GameStop has always been notorious for treating their employees poorly, but in trying to salvage their already failing company in the midst of COVID-19, they’ve shown utter disregard for the actual safety of their employees and their customers.

Like most companies, GameStop recently launched a COVID-19 e-mail marketing campaign informing their customers about all the ways in which they’re monitoring, prepping, and cleaning their stores for maximum safety.
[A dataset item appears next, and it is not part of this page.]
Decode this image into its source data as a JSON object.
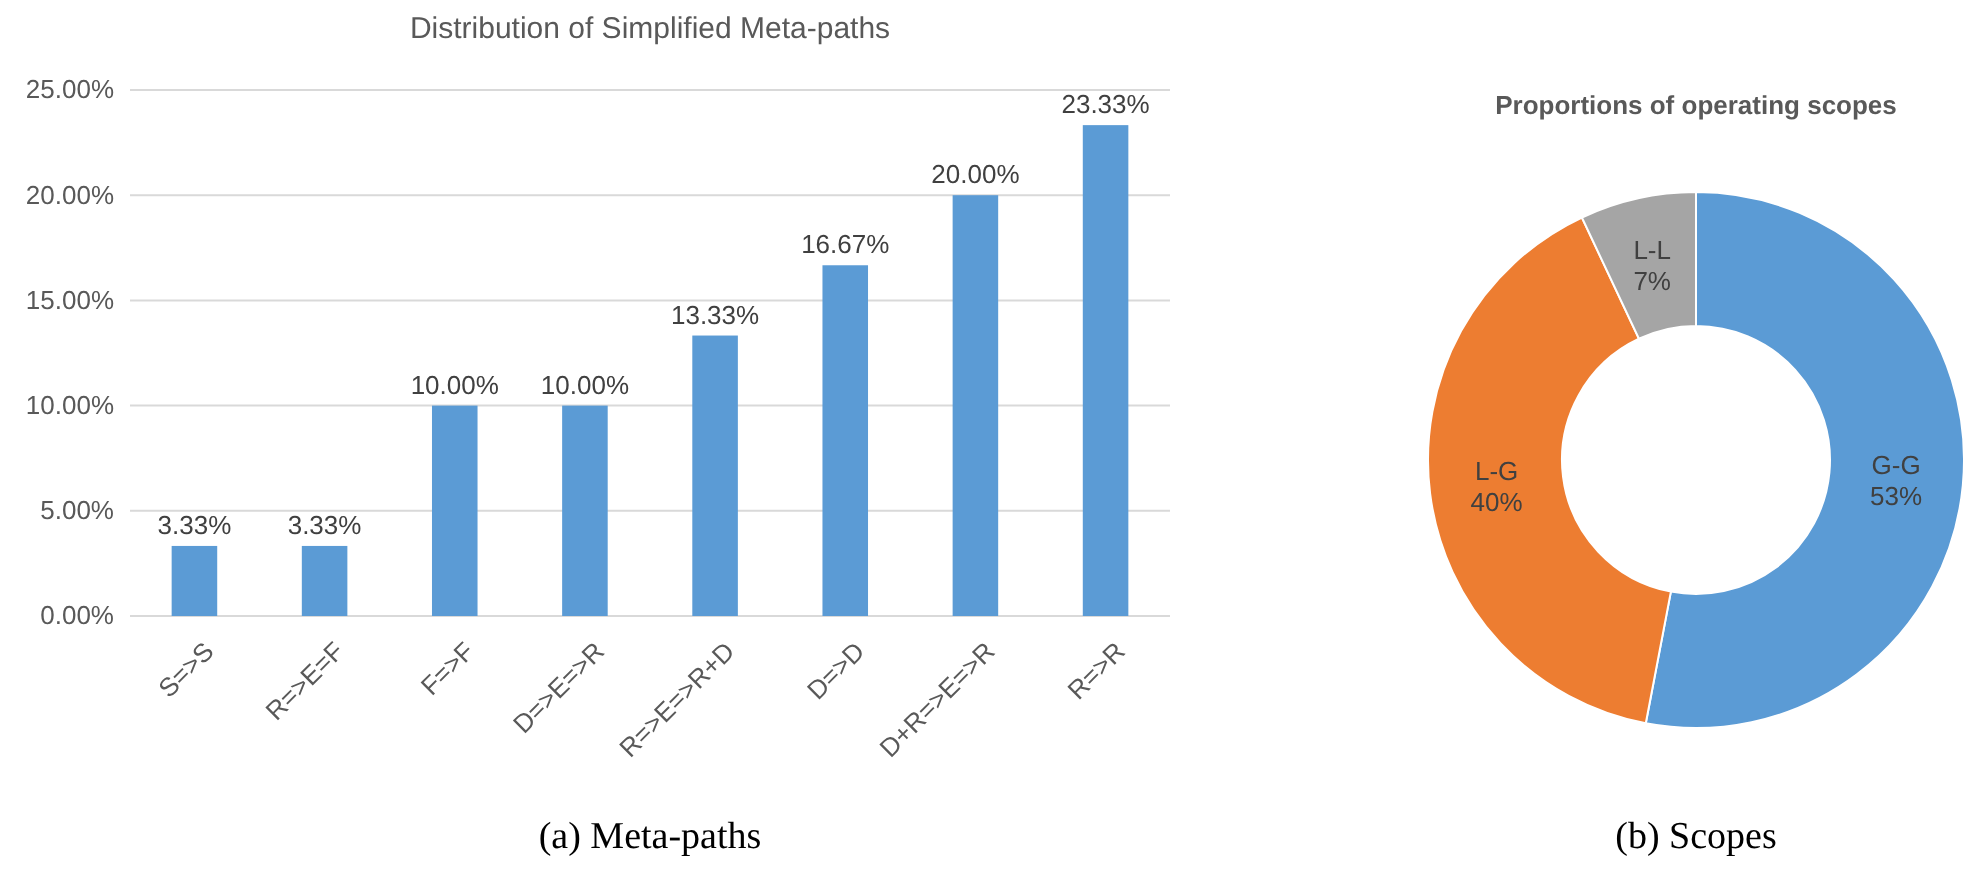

Precautions, guided by GameStop’s “internal COVID-19 taskforce dedicated solely to this issue,” include encouraging sick employees to stay home and “providing all our stores with the necessary supply of disinfectant materials and hand sanitizer to frequently clean high-touch surfaces.”

One would think that not forcing knowingly sick employees to come into work and providing hand sanitizer would be the bare minimum for a non-essential store choosing to stay open during a pandemic that requires intensive social distancing, but as it turns out, GameStop has been lying about even that.
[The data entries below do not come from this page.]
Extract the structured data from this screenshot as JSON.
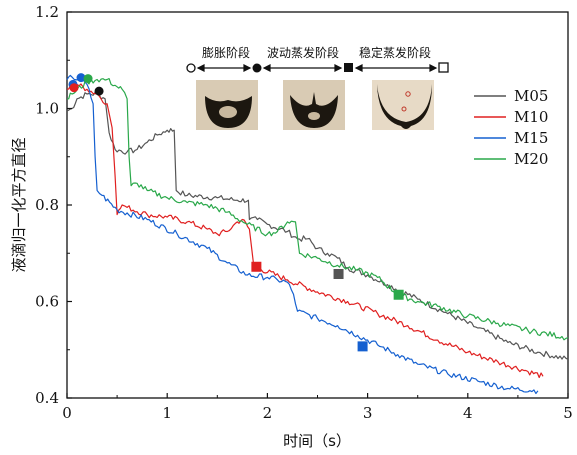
{
  "chart_data": {
    "type": "line",
    "xlabel": "时间（s）",
    "ylabel": "液滴归一化平方直径",
    "xlim": [
      0,
      5
    ],
    "ylim": [
      0.4,
      1.2
    ],
    "xticks": [
      "0",
      "1",
      "2",
      "3",
      "4",
      "5"
    ],
    "yticks": [
      "0.4",
      "0.6",
      "0.8",
      "1.0",
      "1.2"
    ],
    "grid": false,
    "legend_position": "right",
    "stages": {
      "labels": [
        "膨胀阶段",
        "波动蒸发阶段",
        "稳定蒸发阶段"
      ]
    },
    "series": [
      {
        "name": "M05",
        "color": "#555555",
        "points": [
          [
            0,
            0.995
          ],
          [
            0.05,
            1.0
          ],
          [
            0.1,
            1.02
          ],
          [
            0.2,
            1.03
          ],
          [
            0.3,
            1.03
          ],
          [
            0.38,
            1.02
          ],
          [
            0.42,
            0.95
          ],
          [
            0.48,
            0.915
          ],
          [
            0.6,
            0.91
          ],
          [
            0.7,
            0.915
          ],
          [
            0.8,
            0.93
          ],
          [
            0.9,
            0.945
          ],
          [
            1.0,
            0.955
          ],
          [
            1.07,
            0.955
          ],
          [
            1.09,
            0.83
          ],
          [
            1.2,
            0.82
          ],
          [
            1.5,
            0.815
          ],
          [
            1.7,
            0.81
          ],
          [
            1.81,
            0.81
          ],
          [
            1.82,
            0.77
          ],
          [
            1.9,
            0.77
          ],
          [
            2.0,
            0.76
          ],
          [
            2.2,
            0.745
          ],
          [
            2.3,
            0.73
          ],
          [
            2.4,
            0.73
          ],
          [
            2.5,
            0.71
          ],
          [
            2.6,
            0.7
          ],
          [
            2.7,
            0.69
          ],
          [
            2.8,
            0.67
          ],
          [
            3.0,
            0.655
          ],
          [
            3.2,
            0.635
          ],
          [
            3.5,
            0.605
          ],
          [
            3.8,
            0.575
          ],
          [
            4.1,
            0.545
          ],
          [
            4.4,
            0.515
          ],
          [
            4.7,
            0.495
          ],
          [
            5.0,
            0.48
          ]
        ],
        "marker": {
          "x": 2.71,
          "y": 0.657
        }
      },
      {
        "name": "M10",
        "color": "#e02020",
        "points": [
          [
            0,
            1.04
          ],
          [
            0.05,
            1.045
          ],
          [
            0.1,
            1.05
          ],
          [
            0.2,
            1.04
          ],
          [
            0.3,
            1.03
          ],
          [
            0.4,
            1.01
          ],
          [
            0.45,
            0.96
          ],
          [
            0.48,
            0.86
          ],
          [
            0.5,
            0.78
          ],
          [
            0.55,
            0.8
          ],
          [
            0.6,
            0.795
          ],
          [
            0.8,
            0.78
          ],
          [
            1.0,
            0.775
          ],
          [
            1.2,
            0.765
          ],
          [
            1.4,
            0.75
          ],
          [
            1.5,
            0.74
          ],
          [
            1.6,
            0.745
          ],
          [
            1.7,
            0.765
          ],
          [
            1.75,
            0.77
          ],
          [
            1.82,
            0.75
          ],
          [
            1.86,
            0.68
          ],
          [
            1.9,
            0.67
          ],
          [
            2.2,
            0.645
          ],
          [
            2.5,
            0.62
          ],
          [
            2.8,
            0.6
          ],
          [
            3.1,
            0.575
          ],
          [
            3.4,
            0.55
          ],
          [
            3.7,
            0.52
          ],
          [
            4.0,
            0.495
          ],
          [
            4.3,
            0.475
          ],
          [
            4.6,
            0.455
          ],
          [
            4.75,
            0.445
          ]
        ],
        "marker": {
          "x": 1.89,
          "y": 0.672
        }
      },
      {
        "name": "M15",
        "color": "#1560d0",
        "points": [
          [
            0,
            1.06
          ],
          [
            0.05,
            1.065
          ],
          [
            0.12,
            1.06
          ],
          [
            0.2,
            1.05
          ],
          [
            0.26,
            1.01
          ],
          [
            0.28,
            0.9
          ],
          [
            0.3,
            0.83
          ],
          [
            0.35,
            0.82
          ],
          [
            0.5,
            0.79
          ],
          [
            0.8,
            0.77
          ],
          [
            1.1,
            0.74
          ],
          [
            1.4,
            0.71
          ],
          [
            1.6,
            0.68
          ],
          [
            1.8,
            0.655
          ],
          [
            2.0,
            0.65
          ],
          [
            2.1,
            0.645
          ],
          [
            2.2,
            0.64
          ],
          [
            2.26,
            0.615
          ],
          [
            2.3,
            0.58
          ],
          [
            2.5,
            0.565
          ],
          [
            2.7,
            0.55
          ],
          [
            2.9,
            0.53
          ],
          [
            3.1,
            0.51
          ],
          [
            3.3,
            0.49
          ],
          [
            3.5,
            0.47
          ],
          [
            3.8,
            0.45
          ],
          [
            4.1,
            0.435
          ],
          [
            4.4,
            0.42
          ],
          [
            4.7,
            0.415
          ]
        ],
        "marker": {
          "x": 2.95,
          "y": 0.507
        }
      },
      {
        "name": "M20",
        "color": "#2aa84a",
        "points": [
          [
            0,
            1.02
          ],
          [
            0.05,
            1.03
          ],
          [
            0.2,
            1.055
          ],
          [
            0.3,
            1.06
          ],
          [
            0.4,
            1.06
          ],
          [
            0.5,
            1.045
          ],
          [
            0.55,
            1.04
          ],
          [
            0.6,
            1.02
          ],
          [
            0.62,
            0.9
          ],
          [
            0.64,
            0.84
          ],
          [
            0.7,
            0.845
          ],
          [
            0.8,
            0.83
          ],
          [
            1.0,
            0.815
          ],
          [
            1.2,
            0.805
          ],
          [
            1.4,
            0.8
          ],
          [
            1.6,
            0.785
          ],
          [
            1.8,
            0.76
          ],
          [
            2.0,
            0.74
          ],
          [
            2.1,
            0.745
          ],
          [
            2.2,
            0.765
          ],
          [
            2.28,
            0.765
          ],
          [
            2.32,
            0.7
          ],
          [
            2.5,
            0.69
          ],
          [
            2.7,
            0.675
          ],
          [
            2.9,
            0.665
          ],
          [
            3.1,
            0.65
          ],
          [
            3.3,
            0.615
          ],
          [
            3.5,
            0.6
          ],
          [
            3.7,
            0.59
          ],
          [
            4.0,
            0.57
          ],
          [
            4.3,
            0.555
          ],
          [
            4.6,
            0.54
          ],
          [
            5.0,
            0.525
          ]
        ],
        "marker": {
          "x": 3.31,
          "y": 0.614
        }
      }
    ],
    "peak_markers": [
      {
        "x": 0.06,
        "y": 1.05,
        "color": "#1560d0"
      },
      {
        "x": 0.07,
        "y": 1.043,
        "color": "#e02020"
      },
      {
        "x": 0.14,
        "y": 1.064,
        "color": "#1560d0"
      },
      {
        "x": 0.21,
        "y": 1.062,
        "color": "#2aa84a"
      },
      {
        "x": 0.32,
        "y": 1.036,
        "color": "#111111"
      }
    ]
  }
}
In a recent Reddit thread on r/GameStop titled “To those concerned,” an employee aired major concerns over GameStop’s handling of the situation, most notably the fact that corporate offices never even sent the majority of stores any disinfectants or hand sanitizers:

gamestop coronavirusu/NotSoFuncoLand

The top-rated response in the thread is from a GameStop district manager who blows the whistle even harder: “Our regional call today was about taking more tech trades and ‘taking advantage’ of the situation. This phrase was sincerely said on our call.”
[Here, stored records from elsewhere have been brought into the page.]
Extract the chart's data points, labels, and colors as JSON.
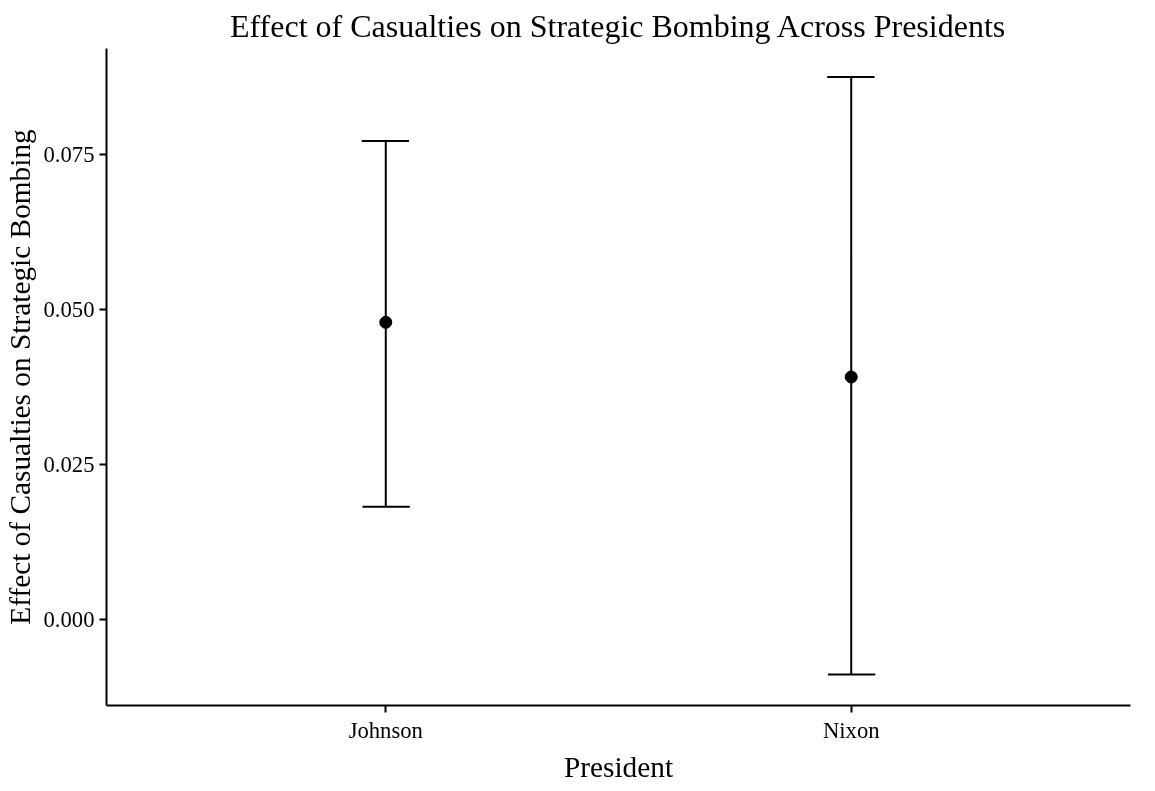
{
  "chart_data": {
    "type": "scatter",
    "title": "Effect of Casualties on Strategic Bombing Across Presidents",
    "xlabel": "President",
    "ylabel": "Effect of Casualties on Strategic Bombing",
    "categories": [
      "Johnson",
      "Nixon"
    ],
    "series": [
      {
        "color": "#000000",
        "values": [
          0.0479,
          0.0391
        ],
        "errors": [
          [
            0.0182,
            0.0771
          ],
          [
            -0.0088,
            0.0874
          ]
        ]
      }
    ],
    "ylim": [
      -0.0138,
      0.092
    ],
    "yticks": [
      {
        "value": 0,
        "label": "0.000"
      },
      {
        "value": 0.025,
        "label": "0.025"
      },
      {
        "value": 0.05,
        "label": "0.050"
      },
      {
        "value": 0.075,
        "label": "0.075"
      }
    ],
    "grid": false,
    "marker": "circle"
  }
}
From there, more and more accounts have emerged highlighting GameStop’s abhorrent disregard for the lives of their employees.

In an internal GameStop memo obtained by Kotaku, GameStop management explains to employees that they are classified as “essential retail,” putting themselves in the same category as pharmacies and grocery stores that need to stay open no matter what. They also urge employees to keep stores open even if police attempt to enforce mandatory shutdowns:

“Due to the products we carry that enable and enhance our customers’ experience in working from home, we believe GameStop is classified as essential retail and therefore is able to remain open during this time…We have received reports of local authorities visiting stores in an attempt to enforce closure despite our classification. Store Managers are approved to provide the document linked below to law enforcement as needed.”

Up until a few days prior, GameStop was even still planning to hold massive midnight release events for Animal Crossing: New Horizons and DOOM Eternal, only shutting those down last-minute after receiving significant backlash. In another concession to safety, GameStop agreed to take down game demo stations, which are high-traffic in-store areas for physical contact. Of course, multiple employees reported that GameStop was only paying lip-service and that they were instructed to keep the demo-stations active after all.

Some employees were also told that if anyone actually did come into work with coronavirus, they would simply need to quarantine themselves and bring in a replacement staff to run the store.

All of this goes to show that GameStop is unfit to be in business anymore. A company that refuses to ensure the safety of their employees and customers and, more egregiously, actively values profits over their employees’ very lives, does not deserve to exist. This is doubly true for a store that sells entertainment media, as opposed to literally anything essential to human survival. This is quadruply true during a global pandemic.

The owners of GameStop aren’t just failing as business people. They’re failing as human beings. Employees’ lives are more valuable than profits, and no gamer should ever support GameStop again after this debacle.

It’s time for GameStop to hurry up and die.